Our plan has been to release those passes but we haven't
had time for that.

The passes are described in this paper:
http://tce.cs.tut.fi/papers/StandaloneOpenCL.pdf

Currently our compilation flow assumes __attribute__((reqd_work_group_size(X, Y, Z)))
in the kernel and the passes detect the kernels in the bitcode
by a function naming convention and everything is compiled offline
together with the OpenCL host program to produce parallelizable
code for ASIPs.

So far we have used a hackish custom python preprocessor to
process the OpenCL kernel code to C++ and we would like to get
rid of this by, for example, using Clang.

The passes should be converted to use the metadata you mentioned and
possibly a parameter to the LLVM pass for setting the work group
dimensions so they become usable for executing the OpenCL kernel
compiler from the OpenCL main program. The passes need to know
how many times they should/can merge the work items etc.

You can ask Carlos Sánchez de La Lama for more info and
the code if you are interested as he is the main author.
He should be subscribed to this list.

BR,

Hi Alberto,

This is great. I'm working on a project that uses Clang's OpenCL
frontend, and this will be very useful to me. I read your patch and
have a few comments below:

- Your patch does not apply cleanly against the current Clang sources
  in subversion. This is a must if you would like your changes to
  be applied upstream.

- Please make sure your patch conforms with the LLVM coding standards
  (http://llvm.org/docs/CodingStandards.html).
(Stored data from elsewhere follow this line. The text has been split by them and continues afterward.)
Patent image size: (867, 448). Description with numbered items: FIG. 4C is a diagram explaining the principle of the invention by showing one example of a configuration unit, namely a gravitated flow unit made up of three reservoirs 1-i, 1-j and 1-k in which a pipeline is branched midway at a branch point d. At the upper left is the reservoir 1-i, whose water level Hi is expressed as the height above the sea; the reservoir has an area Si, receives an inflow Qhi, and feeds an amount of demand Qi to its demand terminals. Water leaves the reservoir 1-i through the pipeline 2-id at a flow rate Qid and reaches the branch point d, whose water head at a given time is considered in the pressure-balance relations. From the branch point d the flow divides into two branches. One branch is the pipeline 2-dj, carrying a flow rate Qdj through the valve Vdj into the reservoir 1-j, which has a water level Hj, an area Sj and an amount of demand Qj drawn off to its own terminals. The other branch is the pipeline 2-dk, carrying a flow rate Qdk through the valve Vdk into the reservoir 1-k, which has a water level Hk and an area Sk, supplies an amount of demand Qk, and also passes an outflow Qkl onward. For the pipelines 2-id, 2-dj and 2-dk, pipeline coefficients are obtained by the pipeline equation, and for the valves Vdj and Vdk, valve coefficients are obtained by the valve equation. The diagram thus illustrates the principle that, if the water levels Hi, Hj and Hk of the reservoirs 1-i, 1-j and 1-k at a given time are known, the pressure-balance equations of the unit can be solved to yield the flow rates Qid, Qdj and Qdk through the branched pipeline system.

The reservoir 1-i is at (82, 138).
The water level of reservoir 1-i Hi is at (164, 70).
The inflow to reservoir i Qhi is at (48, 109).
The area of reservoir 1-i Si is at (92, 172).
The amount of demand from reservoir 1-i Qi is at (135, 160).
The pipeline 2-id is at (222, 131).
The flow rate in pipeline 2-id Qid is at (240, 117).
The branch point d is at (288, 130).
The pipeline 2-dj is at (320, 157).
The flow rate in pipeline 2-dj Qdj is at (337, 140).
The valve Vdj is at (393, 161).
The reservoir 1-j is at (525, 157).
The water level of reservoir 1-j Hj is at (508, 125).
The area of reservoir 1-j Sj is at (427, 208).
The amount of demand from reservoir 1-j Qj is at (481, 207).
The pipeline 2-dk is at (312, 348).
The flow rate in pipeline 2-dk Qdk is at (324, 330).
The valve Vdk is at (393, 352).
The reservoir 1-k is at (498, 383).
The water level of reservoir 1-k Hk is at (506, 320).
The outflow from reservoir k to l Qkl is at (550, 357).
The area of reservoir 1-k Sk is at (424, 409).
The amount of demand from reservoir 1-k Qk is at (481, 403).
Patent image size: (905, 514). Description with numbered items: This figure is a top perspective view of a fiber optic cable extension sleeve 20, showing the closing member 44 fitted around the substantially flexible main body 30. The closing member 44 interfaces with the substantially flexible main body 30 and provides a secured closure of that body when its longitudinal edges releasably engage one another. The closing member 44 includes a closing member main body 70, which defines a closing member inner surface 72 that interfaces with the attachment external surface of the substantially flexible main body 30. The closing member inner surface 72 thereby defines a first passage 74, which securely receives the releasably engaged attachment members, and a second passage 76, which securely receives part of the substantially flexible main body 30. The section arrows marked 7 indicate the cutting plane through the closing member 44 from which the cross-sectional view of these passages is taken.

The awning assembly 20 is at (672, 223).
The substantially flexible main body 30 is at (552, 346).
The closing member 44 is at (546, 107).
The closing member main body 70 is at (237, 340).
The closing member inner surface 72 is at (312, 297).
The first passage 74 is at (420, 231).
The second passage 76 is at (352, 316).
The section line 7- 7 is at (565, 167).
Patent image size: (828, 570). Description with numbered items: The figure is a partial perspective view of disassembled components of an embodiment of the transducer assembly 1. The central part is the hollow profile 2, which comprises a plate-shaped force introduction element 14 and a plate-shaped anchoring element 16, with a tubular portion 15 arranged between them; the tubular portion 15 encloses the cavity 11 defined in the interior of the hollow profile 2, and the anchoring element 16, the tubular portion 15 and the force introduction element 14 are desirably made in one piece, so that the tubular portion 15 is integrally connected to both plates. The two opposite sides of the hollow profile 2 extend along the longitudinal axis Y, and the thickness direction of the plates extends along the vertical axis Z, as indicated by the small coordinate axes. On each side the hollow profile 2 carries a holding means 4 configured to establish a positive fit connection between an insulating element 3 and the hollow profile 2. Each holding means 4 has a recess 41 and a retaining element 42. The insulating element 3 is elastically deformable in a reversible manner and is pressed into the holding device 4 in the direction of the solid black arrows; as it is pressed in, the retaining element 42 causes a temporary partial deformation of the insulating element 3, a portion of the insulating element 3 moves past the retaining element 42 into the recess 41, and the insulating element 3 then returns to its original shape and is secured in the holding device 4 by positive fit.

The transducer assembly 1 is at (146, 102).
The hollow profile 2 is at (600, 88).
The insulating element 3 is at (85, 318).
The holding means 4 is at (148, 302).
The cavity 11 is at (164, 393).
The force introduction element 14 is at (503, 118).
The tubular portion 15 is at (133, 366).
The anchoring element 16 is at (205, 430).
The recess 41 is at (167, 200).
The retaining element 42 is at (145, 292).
In particular indentation
  is inconsistent in some areas.

- Similarly, your patch reformats parts of the Clang source code in a
  way that is inconsistent with the coding standards. Please remove
  these changes.

- For such a large change as this, it would be really nice (and
  easier to review) if your patch were broken up into a series of
  separate logical changes. This is easy to do using git; I saw
  you're using hg so this should also be possible.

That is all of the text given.